We had watched amazing desserts come out throughout our meal so we indulged. Joe had the "crazy macaroons", two small scoops of ice cream with four different macaroon cream sandwich cookies on a skewer and I had an apple tart. Excellent, I highly recommend it for a quick cafe and dessert or a full meal. They had several worthy
vegetarian options and were happy to make my sandwich without the meat.

It took us most of the rest of the day to stroll and sip cafe and wine back to the Seine and on to our hotel. After a quick nap, we found a little Italian restaurant on Avenue des Gobelins, just about the Metro stop of the same name called Cesars. Good pasta and, though we didn't have one, the pizzas looked incredible.

After dinner we headed over to the Tour Eiffel to see it all lit up. No easy feet as this time of year it doesn't get really dark until after 11p.

A Paris Sunday
We still had a full day in Paris before our train left at 8:45p. After sleeping in, we checked out, left our bags at the hotel, and headed out toward the Musee D'Art Moderne. I was particularly interested in seeing their Cubist collection. Unfortunately the museum was closed for no apparent reason. We weren't the only ones caught by surprise. A couple of Parisians wandered up and seemed a bit miffed too.

We didn't care, the weather was amazing and so we went for a walk down the Avenue des Champs-Elysees and then through the Jardin des Tuileries. From there we crossed the Seine and window shopped through the gallery district, stopping at a couple of cafes. Before
heading to get our luggage we stopped in a little touristy street and had a great crepe at L'Eloquence, 6, Rue Gregoire de Tours.

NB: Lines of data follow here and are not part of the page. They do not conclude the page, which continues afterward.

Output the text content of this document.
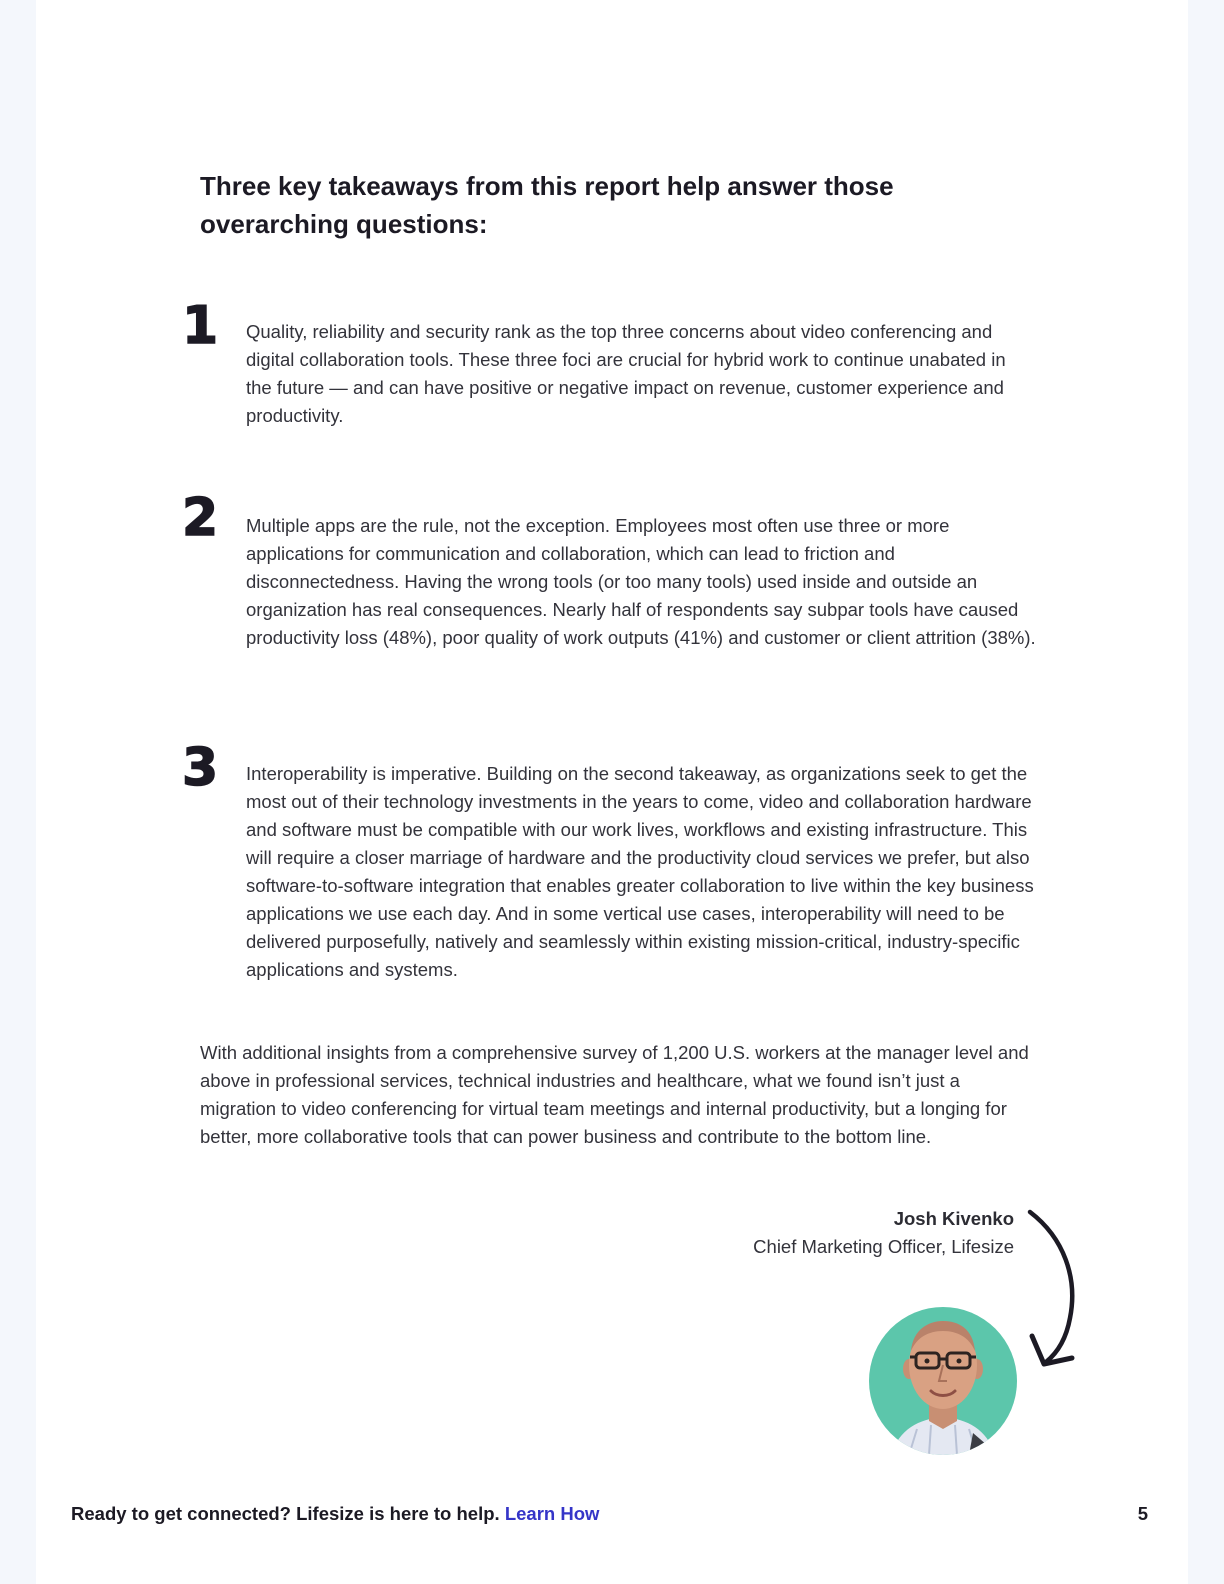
Three key takeaways from this report help answer those overarching questions:
1	Quality, reliability and security rank as the top three concerns about video conferencing and digital collaboration tools. These three foci are crucial for hybrid work to continue unabated in the future — and can have positive or negative impact on revenue, customer experience and productivity.

2	Multiple apps are the rule, not the exception. Employees most often use three or more applications for communication and collaboration, which can lead to friction and disconnectedness. Having the wrong tools (or too many tools) used inside and outside an organization has real consequences. Nearly half of respondents say subpar tools have caused productivity loss (48%), poor quality of work outputs (41%) and customer or client attrition (38%).

3	Interoperability is imperative. Building on the second takeaway, as organizations seek to get the most out of their technology investments in the years to come, video and collaboration hardware and software must be compatible with our work lives, workflows and existing infrastructure. This will require a closer marriage of hardware and the productivity cloud services we prefer, but also software-to-software integration that enables greater collaboration to live within the key business applications we use each day. And in some vertical use cases, interoperability will need to be delivered purposefully, natively and seamlessly within existing mission-critical, industry-specific applications and systems.

With additional insights from a comprehensive survey of 1,200 U.S. workers at the manager level and above in professional services, technical industries and healthcare, what we found isn’t just a migration to video conferencing for virtual team meetings and internal productivity, but a longing for better, more collaborative tools that can power business and contribute to the bottom line.

Josh Kivenko
Chief Marketing Officer, Lifesize
Ready to get connected? Lifesize is here to help. Learn How	5
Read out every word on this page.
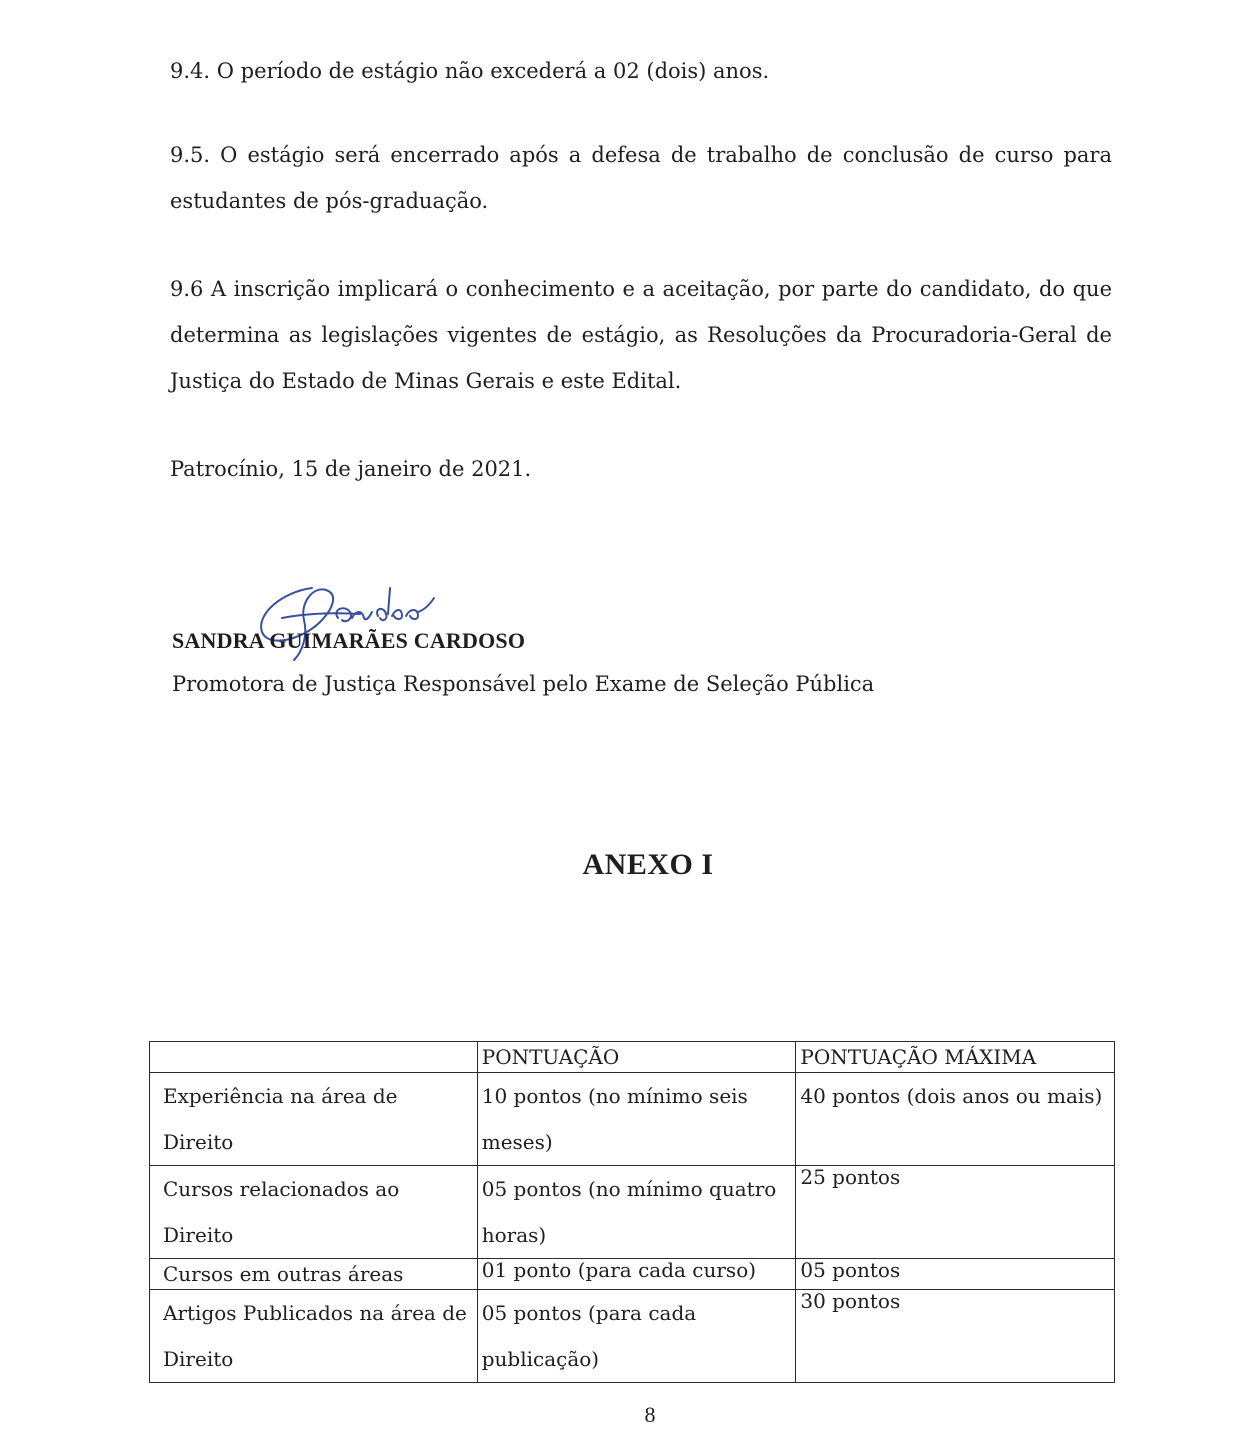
9.4. O período de estágio não excederá a 02 (dois) anos.

9.5. O estágio será encerrado após a defesa de trabalho de conclusão de curso para estudantes de pós-graduação.

9.6 A inscrição implicará o conhecimento e a aceitação, por parte do candidato, do que determina as legislações vigentes de estágio, as Resoluções da Procuradoria-Geral de Justiça do Estado de Minas Gerais e este Edital.

Patrocínio, 15 de janeiro de 2021.

SANDRA GUIMARÃES CARDOSO

Promotora de Justiça Responsável pelo Exame de Seleção Pública

ANEXO I
	PONTUAÇÃO	PONTUAÇÃO MÁXIMA
Experiência na área de Direito	10 pontos (no mínimo seis meses)	40 pontos (dois anos ou mais)
Cursos relacionados ao Direito	05 pontos (no mínimo quatro horas)	25 pontos
Cursos em outras áreas	01 ponto (para cada curso)	05 pontos
Artigos Publicados na área de Direito	05 pontos (para cada publicação)	30 pontos

8
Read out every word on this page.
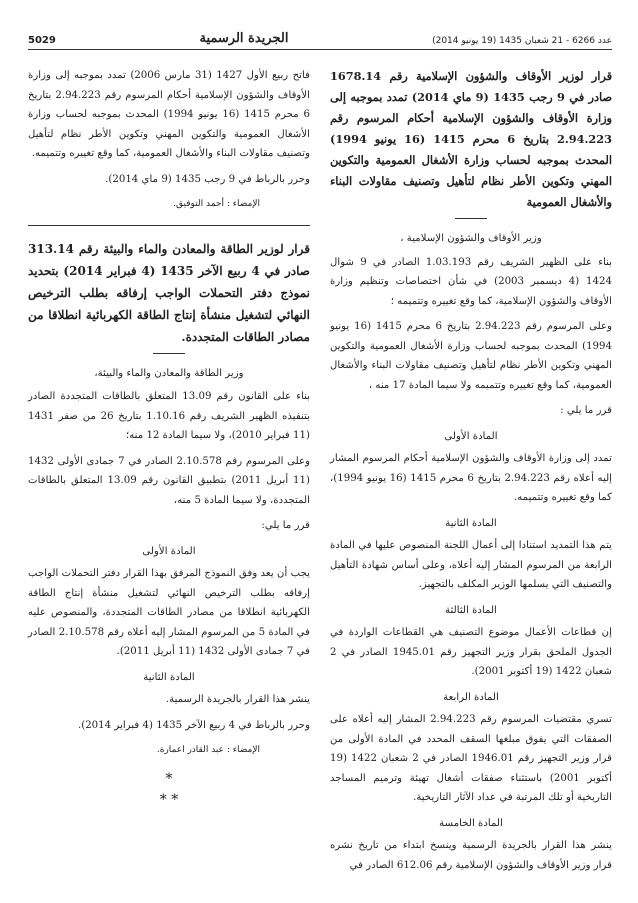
5029	الجريدة الرسمية	عدد 6266 - 21 شعبان 1435 (19 يونيو 2014)

قرار لوزير الأوقاف والشؤون الإسلامية رقم 1678.14 صادر في 9 رجب 1435 (9 ماي 2014) تمدد بموجبه إلى وزارة الأوقاف والشؤون الإسلامية أحكام المرسوم رقم 2.94.223 بتاريخ 6 محرم 1415 (16 يونيو 1994) المحدث بموجبه لحساب وزارة الأشغال العمومية والتكوين المهني وتكوين الأطر نظام لتأهيل وتصنيف مقاولات البناء والأشغال العمومية

وزير الأوقاف والشؤون الإسلامية ،

بناء على الظهير الشريف رقم 1.03.193 الصادر في 9 شوال 1424 (4 ديسمبر 2003) في شأن اختصاصات وتنظيم وزارة الأوقاف والشؤون الإسلامية، كما وقع تغييره وتتميمه ؛

وعلى المرسوم رقم 2.94.223 بتاريخ 6 محرم 1415 (16 يونيو 1994) المحدث بموجبه لحساب وزارة الأشغال العمومية والتكوين المهني وتكوين الأطر نظام لتأهيل وتصنيف مقاولات البناء والأشغال العمومية، كما وقع تغييره وتتميمه ولا سيما المادة 17 منه ،

قرر ما يلي :

المادة الأولى

تمدد إلى وزارة الأوقاف والشؤون الإسلامية أحكام المرسوم المشار إليه أعلاه رقم 2.94.223 بتاريخ 6 محرم 1415 (16 يونيو 1994)، كما وقع تغييره وتتميمه.

المادة الثانية

يتم هذا التمديد استنادا إلى أعمال اللجنة المنصوص عليها في المادة الرابعة من المرسوم المشار إليه أعلاه، وعلى أساس شهادة التأهيل والتصنيف التي يسلمها الوزير المكلف بالتجهيز.

المادة الثالثة

إن قطاعات الأعمال موضوع التصنيف هي القطاعات الواردة في الجدول الملحق بقرار وزير التجهيز رقم 1945.01 الصادر في 2 شعبان 1422 (19 أكتوبر 2001).

المادة الرابعة

تسري مقتضيات المرسوم رقم 2.94.223 المشار إليه أعلاه على الصفقات التي يفوق مبلغها السقف المحدد في المادة الأولى من قرار وزير التجهيز رقم 1946.01 الصادر في 2 شعبان 1422 (19 أكتوبر 2001) باستثناء صفقات أشغال تهيئة وترميم المساجد التاريخية أو تلك المرتبة في عداد الآثار التاريخية.

المادة الخامسة

ينشر هذا القرار بالجريدة الرسمية وينسخ ابتداء من تاريخ نشره قرار وزير الأوقاف والشؤون الإسلامية رقم 612.06 الصادر في

فاتح ربيع الأول 1427 (31 مارس 2006) تمدد بموجبه إلى وزارة الأوقاف والشؤون الإسلامية أحكام المرسوم رقم 2.94.223 بتاريخ 6 محرم 1415 (16 يونيو 1994) المحدث بموجبه لحساب وزارة الأشغال العمومية والتكوين المهني وتكوين الأطر نظام لتأهيل وتصنيف مقاولات البناء والأشغال العمومية، كما وقع تغييره وتتميمه.

وحرر بالرباط في 9 رجب 1435 (9 ماي 2014).

الإمضاء : أحمد التوفيق.

قرار لوزير الطاقة والمعادن والماء والبيئة رقم 313.14 صادر في 4 ربيع الآخر 1435 (4 فبراير 2014) بتحديد نموذج دفتر التحملات الواجب إرفاقه بطلب الترخيص النهائي لتشغيل منشأة إنتاج الطاقة الكهربائية انطلاقا من مصادر الطاقات المتجددة.

وزير الطاقة والمعادن والماء والبيئة،

بناء على القانون رقم 13.09 المتعلق بالطاقات المتجددة الصادر بتنفيذه الظهير الشريف رقم 1.10.16 بتاريخ 26 من صفر 1431 (11 فبراير 2010)، ولا سيما المادة 12 منه؛

وعلى المرسوم رقم 2.10.578 الصادر في 7 جمادى الأولى 1432 (11 أبريل 2011) بتطبيق القانون رقم 13.09 المتعلق بالطاقات المتجددة، ولا سيما المادة 5 منه،

قرر ما يلي:

المادة الأولى

يجب أن يعد وفق النموذج المرفق بهذا القرار دفتر التحملات الواجب إرفاقه بطلب الترخيص النهائي لتشغيل منشأة إنتاج الطاقة الكهربائية انطلاقا من مصادر الطاقات المتجددة، والمنصوص عليه في المادة 5 من المرسوم المشار إليه أعلاه رقم 2.10.578 الصادر في 7 جمادى الأولى 1432 (11 أبريل 2011).

المادة الثانية

ينشر هذا القرار بالجريدة الرسمية.

وحرر بالرباط في 4 ربيع الآخر 1435 (4 فبراير 2014).

الإمضاء : عبد القادر اعمارة.

*
* *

Back on Boulevard Port Royal I was surprised to find the chocolate shop next to our hotel open on Sunday afternoon. Patisserie Sadaharu AOKI had the most amazing window displays and I finally succumbed. I bought some beautiful tea cakes and a box of chocolates that look like pastels. We have some company coming from the States in a couple of weeks and I'm saving this little bite of Paris to share with them.